Complete step-by-step answer:
We know that \[\vec a \cdot \vec b = \left| {\vec a} \right| \cdot \left| {\vec b} \right| \cdot \cos \theta \], where $\theta $ is the angle between $\vec a$ and $\vec b$.
Since, $\vec a$, $\vec b$ and $\vec c$ are unit vectors.
The dot product of $\vec a$ with $\vec a$ is,
$ \Rightarrow \vec a \cdot \vec a = \left| {\vec a} \right| \cdot \left| {\vec a} \right| \cdot \cos 0$
Since, $\vec a$ is unit vectors.
$ \Rightarrow \vec a \cdot \vec a = {\left| {\vec a} \right|^2} = 1$...........….. (1)
The dot product of $\vec b$ with $\vec b$ is,
\[ \Rightarrow \vec b \cdot \vec b = \left| {\vec b} \right| \cdot \left| {\vec b} \right| \cdot \cos 0\]
Since, $\vec b$ is unit vectors.
\[ \Rightarrow \vec b \cdot \vec b = {\left| {\vec b} \right|^2} = 1\]..............….. (2)
Now, the dot product of $\vec a$ with $\vec c$ is,
\[ \Rightarrow \vec a \cdot \vec c = \left| {\vec a} \right| \cdot \left| {\vec c} \right| \cdot \cos \theta \]
Since, $\vec a$ and $\vec c$ are unit vectors.
\[ \Rightarrow \vec a \cdot \vec c = \cos \theta \].................….. (3)
Now, the dot product of $\vec b$ with $\vec c$ is,
\[ \Rightarrow \vec b \cdot \vec c = \left| {\vec b} \right| \cdot \left| {\vec c} \right| \cdot \cos \theta \]
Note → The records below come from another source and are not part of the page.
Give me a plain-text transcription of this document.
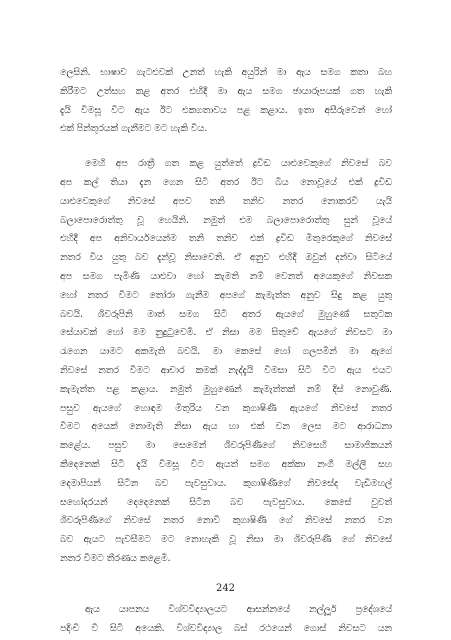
ලෙසිනි. භාෂාව ගැටළුවක් උනත් හැකි අයුරින් මා ඇය සමග කතා බහ
කිරීමට උත්සහ කළ අතර එහිදී මා ඇය සමග ඡායාරූපයක් ගත හැකි
දැයි විමසූ විට ඇය ඊට එකගතාවය පළ කළාය. ඉතා අසීරුවෙන් හෝ
එක් පින්තූරයක් ගැනීමට මට හැකි විය.

මෙහි අප රාත්‍රී ගත කළ යුත්තේ ද්‍රවිඩ යාළුවෙකුගේ නිවසේ බව
අප කල් තියා දැන ගෙන සිටි අතර ඊට බිය නොවූයේ එක් ද්‍රවිඩ
යාළුවෙකුගේ නිවසේ අපව තනි තනිව නතර නොකරවී යැයි
බලාපොරොත්තු වූ හෙයිනි. නමුත් එම බලාපොරොත්තු සුන් වූයේ
එහිදී අප අනිවාර්යයෙන්ම තනි තනිව එක් ද්‍රවිඩ මිතුරෙකුගේ නිවසේ
නතර විය යුතු බව දැන්වූ නිසාවෙනි. ඒ අනුව එහිදී ඔවුන් දන්වා සිටියේ
අප සමග පැමිණි යාළුවා හෝ කැමති නම් වෙනත් අයෙකුගේ නිවසක
හෝ නතර වීමට තෝරා ගැනීම අපගේ කැමැත්ත අනුව සිදු කළ යුතු
බවයි. ශිවරූපිනි මාත් සමග සිටි අතර ඇයගේ මුහුණේ සතුටක
සේයාවක් හෝ මම නුදුටුවෙමි. ඒ නිසා මම සිතුවේ ඇයගේ නිවසට මා
රැගෙන යාමට අකමැති බවයි. මා කෙසේ හෝ ගලපමින් මා ඇගේ
නිවසේ නතර වීමට ආචාර කමක් නැද්දැයි විමසා සිටි විට ඇය එයට
කැමැත්ත පළ කළාය. නමුත් මුහුණෙන් කැමැත්තක් නම් දිස් නොවුණි.
පසුව ඇයගේ හොඳම මිතුරිය වන කුගාෂිණී ඇයගේ නිවසේ නතර
වීමට අයෙක් නොමැති නිසා ඇය හා එක් වන ලෙස මට ආරාධනා
කළේය. පසුව මා සෙමෙන් ශිවරූපිණීගේ නිවසෙහි සාමාජිකයන්
කීදෙනෙක් සිටී දැයි විමසූ විට ඇයත් සමග අක්කා නංගී මල්ලී සහ
දෙමාපියන් සිටින බව පැවසුවාය. කුගාෂිණීගේ නිවසේද වැඩිමහල්
සහෝදරයන් දෙදෙනෙක් සිටින බව පැවසුවාය. කෙසේ වුවත්
ශිවරූපිණීගේ නිවසේ නතර නොවී කුගාෂිණී ගේ නිවසේ නතර වන
බව ඇයට පැවසීමට මට නොහැකි වූ නිසා මා ශිවරූපිණී ගේ නිවසේ
නතර වීමට තීරණය කළෙමි.

ඇය යාපනය විශ්වවිද්‍යාලයට ආසන්නයේ නල්ලූර් ප්‍රදේශයේ
පදිංචි වී සිටි අයෙකි. විශ්වවිද්‍යාල බස් රථයෙන් ගොස් නිවසට යන

242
Since, $\vec b$ and $\vec c$ are unit vectors.
\[ \Rightarrow \vec b \cdot \vec c = \cos \theta \]..............….. (4)
Since, $\vec a$ and $\vec b$ are parallel to each other.
\[ \Rightarrow \vec a \cdot \vec b = \left| {\vec a} \right| \cdot \left| {\vec b} \right| \cdot \cos 90\]
Substitute the values,
\[ \Rightarrow \vec a \cdot \vec b = 0\]............….. (5)
We also know that if we have two vectors then the resultant of their cross product is always perpendicular to both the vectors.
So, $\vec a$ is perpendicular to \[\left( {\vec a \times \vec b} \right)\],
\[ \Rightarrow \vec a \cdot \left( {\vec a \times \vec b} \right) = 0\]...........….. (6)
So, $\vec b$ is perpendicular to \[\left( {\vec a \times \vec b} \right)\] as well,
\[ \Rightarrow \vec b \cdot \left( {\vec a \times \vec b} \right) = 0\].........….. (7)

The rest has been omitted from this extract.